For the families of the victims of the St Botolph and Old Billingsgate disaster, the undoing of a miscarriage of justice should be a cause for rejoicing. For more than thirteen years, the search for truth has eaten up everything. Marriages, families, health, careers and finances.
Finally, the coroner has ruled that the crowd did not contribute to their own deaths. Finally, now that lies have been unravelled and hypocrisies exposed, they can all get back to their lives.
If only it were that simple.
My thoughts about it..
All too often we watch dreadful disasters unfold on our television screens, and after the initial outrage, we spare little thought for those who are left to pick up shattered pieces of lives which have been terribly altered.
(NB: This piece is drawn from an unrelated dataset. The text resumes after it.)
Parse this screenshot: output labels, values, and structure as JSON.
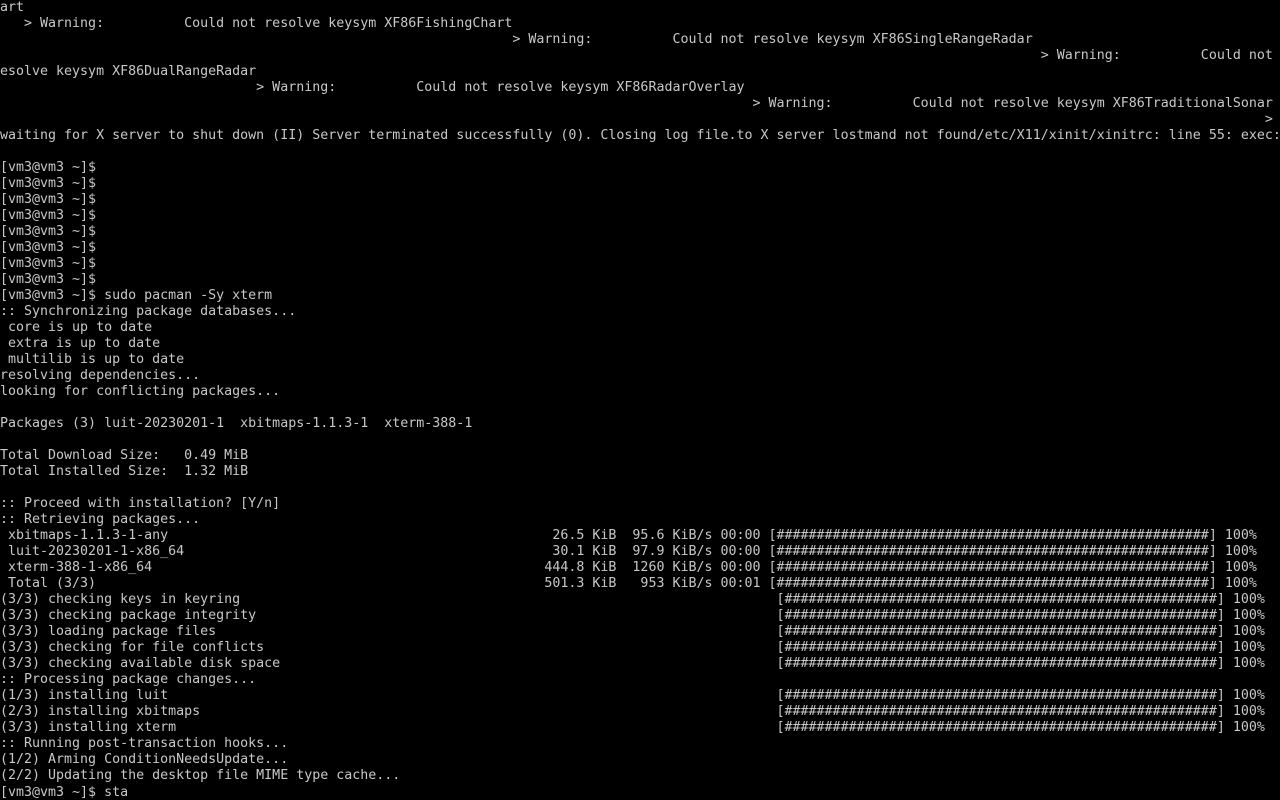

However, it's not just about those who survive such a tragedy, it's also about the families left behind, those forgotten victims who have to fight for their voices to be heard when everything around them has gone quiet.
Smash all the Windows shares the emotional aftermath of a London tube station disaster and we meet the families of the victims as they consider the ruling at the second inquest that the crowd did not contribute to their own deaths. That this second ruling comes thirteen years after the original disaster only proves, once again, just how slowly the wheels of justice turn. With little hope of a normal life, the families endure as best they can but irreversible loss just seems to get in the way of living any kind of life, and coping with the aftershocks of grief and heartache never end.
This is a very different view of a difficult subject, and whilst the author confronts disaster in very contemporary style, she also brings her characters to life in a totally believable way. Running throughout the whole of the story is an aching vulnerability which I found quite heart-breaking, and yet, despite the burden of sadness which runs like an emotional thread, the story has, at its heart, a message of reconciliation and, dare I say it, a little bit of hope.
There is no doubt that Smash all the Windows is an emotional read, but it’s also an inspiring glimpse into the power of the human spirit, and how in the end, we all need to reach out to somebody, as we never really know when, or indeed how, our own journey will end.
Jane lives in Carshalton, Surrey with her Formula 1 obsessed, star-gazing, beer-brewing partner, surrounded by growing piles of paperbacks, CDs and general chaos. When she isn’t writing, you may spot her disappearing up a mountain with a camera in hand. Her favourite description of fiction is ‘made-up truth’.